Is Laser Hair Removal Really Safe?
What are your options for laser hair removal and is the procedure safe?
Have you heard stories from other women that laser hair removal is painful, slow and less convenient than traditional hair removal methods? Recently, according to The Dr. Oz Show, all of that has changed with new technologies. But is it safe?
“If you are tired of shaving, waxing and plucking you may be tempted to try a more cutting edge approach. There are now new devices in laser hair removal that allows every skin tone to potentially get it. But, is laser hair removal safe?” asks Dr. Oz with special guest dermatologist Doris Day, M.D. who tells viewers that laser hair removal has come a long way.
“With women there just are parts of the body we don’t want hair to grow. We spend so much time, it’s really a project with tweezing and shaving and waxing and all the things we do, and every day in my office we see the consequences of ingrown hairs from waxing and razor bumps from shaving,” says Dr. Day who sympathizes what many women have to go through in the pursuit of a smooth silky skin appearance in problem areas of the body.
Dr. Day explains that unlike the older laser hair removal technologies that caused a lot of physical discomfort that lasted a long time, the newer hair removal devices used today are better able to control the energy of the laser, remove more hair with each application of the laser and are virtually painless.
Dr. Oz tells viewers that how laser hair removal works is that when high energy is applied toward the skin’s surface, the hairs absorb the energy, which then heats up the shaft of the hairs going below the skin and sometimes as deep down as the bulb of the hair follicle. If enough of the heat makes it to the bulb, the entire hair follicle may wind up irreversibly damaged so that new hair will not grow back from that same spot.
“After several cycles of treatment, the hair may no longer be able to grow―making shaving a thing of the past,” says Dr. Oz.
Dr. Day tells viewers that the FDA defines permanent hair removal as hair growth that not does not reappear within two years following treatment. However, she explains that this permanent hair removal may not be as permanent as it sounds as hair sometimes does grow back over the years. But, when hair does reappear in laser treated areas, it is typically much finer and easier to deal with toward future removal with just a touch-up or light shaving needed.
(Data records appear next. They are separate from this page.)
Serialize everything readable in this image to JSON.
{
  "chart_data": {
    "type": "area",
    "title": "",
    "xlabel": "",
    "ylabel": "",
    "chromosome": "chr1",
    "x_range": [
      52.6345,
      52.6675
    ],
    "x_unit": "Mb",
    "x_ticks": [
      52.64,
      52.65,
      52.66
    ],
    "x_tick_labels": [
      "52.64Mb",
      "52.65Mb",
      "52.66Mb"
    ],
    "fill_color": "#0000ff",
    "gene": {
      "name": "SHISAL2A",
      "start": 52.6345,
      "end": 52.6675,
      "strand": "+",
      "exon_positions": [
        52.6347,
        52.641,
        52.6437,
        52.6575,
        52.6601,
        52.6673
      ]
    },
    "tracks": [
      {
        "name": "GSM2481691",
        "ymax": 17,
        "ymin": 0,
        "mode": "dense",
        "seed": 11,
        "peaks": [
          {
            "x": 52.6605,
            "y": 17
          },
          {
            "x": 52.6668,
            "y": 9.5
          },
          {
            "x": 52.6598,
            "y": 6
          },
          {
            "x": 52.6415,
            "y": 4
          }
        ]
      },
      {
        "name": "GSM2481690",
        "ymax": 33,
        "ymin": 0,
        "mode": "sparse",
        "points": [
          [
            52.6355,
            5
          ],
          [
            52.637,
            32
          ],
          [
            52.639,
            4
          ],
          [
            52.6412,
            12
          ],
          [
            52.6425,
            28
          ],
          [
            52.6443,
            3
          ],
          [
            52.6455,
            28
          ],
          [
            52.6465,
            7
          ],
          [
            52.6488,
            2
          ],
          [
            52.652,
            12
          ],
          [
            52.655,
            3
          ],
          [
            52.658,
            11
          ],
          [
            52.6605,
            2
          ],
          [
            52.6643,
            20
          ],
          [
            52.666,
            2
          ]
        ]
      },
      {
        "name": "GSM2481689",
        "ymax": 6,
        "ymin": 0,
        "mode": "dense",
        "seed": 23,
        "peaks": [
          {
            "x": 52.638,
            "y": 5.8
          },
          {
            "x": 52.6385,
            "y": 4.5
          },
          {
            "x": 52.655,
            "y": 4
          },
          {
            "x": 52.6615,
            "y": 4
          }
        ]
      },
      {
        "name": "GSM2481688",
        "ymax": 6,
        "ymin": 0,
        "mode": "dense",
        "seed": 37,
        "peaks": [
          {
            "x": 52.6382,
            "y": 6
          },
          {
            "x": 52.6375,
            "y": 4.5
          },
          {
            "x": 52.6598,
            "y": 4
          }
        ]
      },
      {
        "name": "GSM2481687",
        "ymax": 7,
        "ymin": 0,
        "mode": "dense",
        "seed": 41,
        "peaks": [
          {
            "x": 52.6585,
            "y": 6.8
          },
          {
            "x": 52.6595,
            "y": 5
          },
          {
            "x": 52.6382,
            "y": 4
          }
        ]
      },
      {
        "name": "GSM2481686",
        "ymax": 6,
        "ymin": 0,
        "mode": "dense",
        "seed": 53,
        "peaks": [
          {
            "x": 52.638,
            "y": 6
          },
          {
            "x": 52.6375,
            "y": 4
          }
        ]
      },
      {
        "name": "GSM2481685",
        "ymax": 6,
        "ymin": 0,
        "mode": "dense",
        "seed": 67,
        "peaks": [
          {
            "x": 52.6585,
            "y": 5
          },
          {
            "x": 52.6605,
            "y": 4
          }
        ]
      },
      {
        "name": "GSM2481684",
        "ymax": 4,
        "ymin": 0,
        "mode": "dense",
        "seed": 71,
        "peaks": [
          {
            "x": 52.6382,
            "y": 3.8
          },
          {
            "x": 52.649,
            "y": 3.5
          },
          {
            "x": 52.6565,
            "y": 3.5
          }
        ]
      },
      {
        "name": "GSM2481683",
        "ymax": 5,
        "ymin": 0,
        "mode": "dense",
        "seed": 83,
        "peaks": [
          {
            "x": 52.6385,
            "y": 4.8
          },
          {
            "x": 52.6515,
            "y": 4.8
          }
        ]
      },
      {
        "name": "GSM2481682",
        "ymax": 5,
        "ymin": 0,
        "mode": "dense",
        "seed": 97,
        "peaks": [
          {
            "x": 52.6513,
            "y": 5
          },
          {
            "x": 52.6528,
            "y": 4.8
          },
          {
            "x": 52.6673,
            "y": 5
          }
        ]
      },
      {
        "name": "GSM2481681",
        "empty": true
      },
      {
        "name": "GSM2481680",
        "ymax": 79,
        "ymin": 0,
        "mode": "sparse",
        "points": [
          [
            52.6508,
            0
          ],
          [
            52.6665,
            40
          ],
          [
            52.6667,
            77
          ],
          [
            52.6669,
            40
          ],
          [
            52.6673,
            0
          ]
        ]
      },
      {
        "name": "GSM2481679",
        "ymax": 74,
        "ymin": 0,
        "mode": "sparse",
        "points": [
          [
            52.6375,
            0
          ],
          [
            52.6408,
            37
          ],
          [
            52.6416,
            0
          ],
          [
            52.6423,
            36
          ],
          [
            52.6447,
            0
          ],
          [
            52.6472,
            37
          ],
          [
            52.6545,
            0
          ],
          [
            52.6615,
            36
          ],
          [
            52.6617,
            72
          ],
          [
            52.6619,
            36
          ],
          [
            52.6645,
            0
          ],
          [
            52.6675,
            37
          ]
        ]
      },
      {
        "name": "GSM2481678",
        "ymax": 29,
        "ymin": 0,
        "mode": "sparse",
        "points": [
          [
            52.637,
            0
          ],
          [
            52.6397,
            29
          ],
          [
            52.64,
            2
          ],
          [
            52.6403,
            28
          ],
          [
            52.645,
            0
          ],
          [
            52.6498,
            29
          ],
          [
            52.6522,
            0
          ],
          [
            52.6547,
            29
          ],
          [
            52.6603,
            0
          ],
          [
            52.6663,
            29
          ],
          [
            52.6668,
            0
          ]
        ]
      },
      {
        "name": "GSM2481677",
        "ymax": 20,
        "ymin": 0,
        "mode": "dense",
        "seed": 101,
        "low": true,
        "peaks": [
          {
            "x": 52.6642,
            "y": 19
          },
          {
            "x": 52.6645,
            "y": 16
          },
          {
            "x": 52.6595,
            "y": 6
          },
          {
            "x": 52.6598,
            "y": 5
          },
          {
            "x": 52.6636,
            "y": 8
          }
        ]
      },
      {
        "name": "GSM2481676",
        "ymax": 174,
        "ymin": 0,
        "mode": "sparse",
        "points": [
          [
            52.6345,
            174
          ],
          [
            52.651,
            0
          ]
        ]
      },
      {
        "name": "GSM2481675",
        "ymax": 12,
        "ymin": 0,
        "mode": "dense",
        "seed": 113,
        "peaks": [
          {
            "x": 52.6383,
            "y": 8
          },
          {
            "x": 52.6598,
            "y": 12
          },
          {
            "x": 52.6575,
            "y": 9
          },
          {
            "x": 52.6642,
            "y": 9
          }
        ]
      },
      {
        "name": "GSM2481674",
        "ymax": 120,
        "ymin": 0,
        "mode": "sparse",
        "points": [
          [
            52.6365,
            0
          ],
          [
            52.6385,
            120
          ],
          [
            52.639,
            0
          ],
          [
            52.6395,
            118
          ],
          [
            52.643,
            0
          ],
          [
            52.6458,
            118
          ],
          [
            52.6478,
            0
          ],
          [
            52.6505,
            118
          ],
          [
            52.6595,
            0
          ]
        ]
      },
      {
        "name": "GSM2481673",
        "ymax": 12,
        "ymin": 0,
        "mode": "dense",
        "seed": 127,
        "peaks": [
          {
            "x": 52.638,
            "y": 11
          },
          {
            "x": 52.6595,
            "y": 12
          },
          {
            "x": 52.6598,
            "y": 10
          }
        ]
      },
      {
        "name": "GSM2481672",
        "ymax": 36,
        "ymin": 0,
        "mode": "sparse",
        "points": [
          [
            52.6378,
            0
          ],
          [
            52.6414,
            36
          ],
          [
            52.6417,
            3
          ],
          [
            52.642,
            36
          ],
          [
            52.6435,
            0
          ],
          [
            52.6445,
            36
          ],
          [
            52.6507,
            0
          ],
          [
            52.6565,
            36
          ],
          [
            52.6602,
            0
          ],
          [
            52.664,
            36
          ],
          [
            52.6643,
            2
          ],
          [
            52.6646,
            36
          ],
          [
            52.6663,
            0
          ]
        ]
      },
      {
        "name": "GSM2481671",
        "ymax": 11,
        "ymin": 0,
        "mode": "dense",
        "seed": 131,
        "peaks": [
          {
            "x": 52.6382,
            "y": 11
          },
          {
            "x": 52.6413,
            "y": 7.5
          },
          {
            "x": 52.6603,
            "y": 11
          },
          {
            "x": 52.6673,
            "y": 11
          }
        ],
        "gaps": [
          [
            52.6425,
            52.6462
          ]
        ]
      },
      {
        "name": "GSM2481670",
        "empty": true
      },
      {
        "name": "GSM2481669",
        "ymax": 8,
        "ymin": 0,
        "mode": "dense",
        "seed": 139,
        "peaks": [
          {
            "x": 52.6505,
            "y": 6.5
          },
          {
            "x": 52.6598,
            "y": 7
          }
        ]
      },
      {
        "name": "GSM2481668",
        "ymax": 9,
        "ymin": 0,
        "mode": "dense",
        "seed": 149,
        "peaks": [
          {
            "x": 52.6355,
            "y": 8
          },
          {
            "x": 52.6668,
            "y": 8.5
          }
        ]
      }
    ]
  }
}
Dr. Oz and Dr. Day explain that why the new laser methods are not painful is because the laser energy does not go onto the skin and cause damage; but rather, the energy is absorbed by the dark pigments in the hair follicles keeping the damaging energy within each hair and thereby causing its destruction without harming the skin.
Dr. Day points out that prior to having laser hair removal that it is important to shave the hair above the skin first to prevent the laser-heated hair from collapsing onto the skin and causing a skin burn. She also adds that the coarser and darker the hair the better the treatment works, so this method is well suited for treating underarms, bikini areas and the legs.
Another benefit to the new laser hair removal method is that women who have pigmented skin are no longer at risk of burns from the laser energy—which is absorbed by dark pigmentation—because the hairs are pulled up and away from the skin as the laser is applied in controlled bursts that target just the hairs.
“With the face you have to be a little bit more careful about because it is hormonally driven,” says Dr. Day who advises viewers to have your doctor examine your facial hair first before removal so that you are not hiding a symptom of a hormonal problem such as polycystic ovarian syndrome. “But, it [laser hair removal] can be done in that area very well too.”
As a demonstration of how laser hair removal is performed, Dr. Day applies laser treatment using a small computer mouse-sized device to the underarm region of one guest viewer. Using just 3 presses of the device lasting approximately 1-2 seconds each onto a different area of the underarm, the procedure is finished with no pain and only a slight reddening of the skin.
Dr. Day tells viewers that within a few days the treated follicles will fall out and that the total treatment involves 4-8 applications about a month apart to match the hair growth cycle. Treatment costs anywhere from $75 and up.
“It’s almost less expensive than waxing,” says Dr. Day who advises viewers to have the procedure done by a dermatologist who knows about skin and understands the technology so that there is a minimal risk to the skin from the procedure. In fact, a significant rise in laser hair removal lawsuits have sprung up lately due to laser hair removal treatments being performed by non-physicians.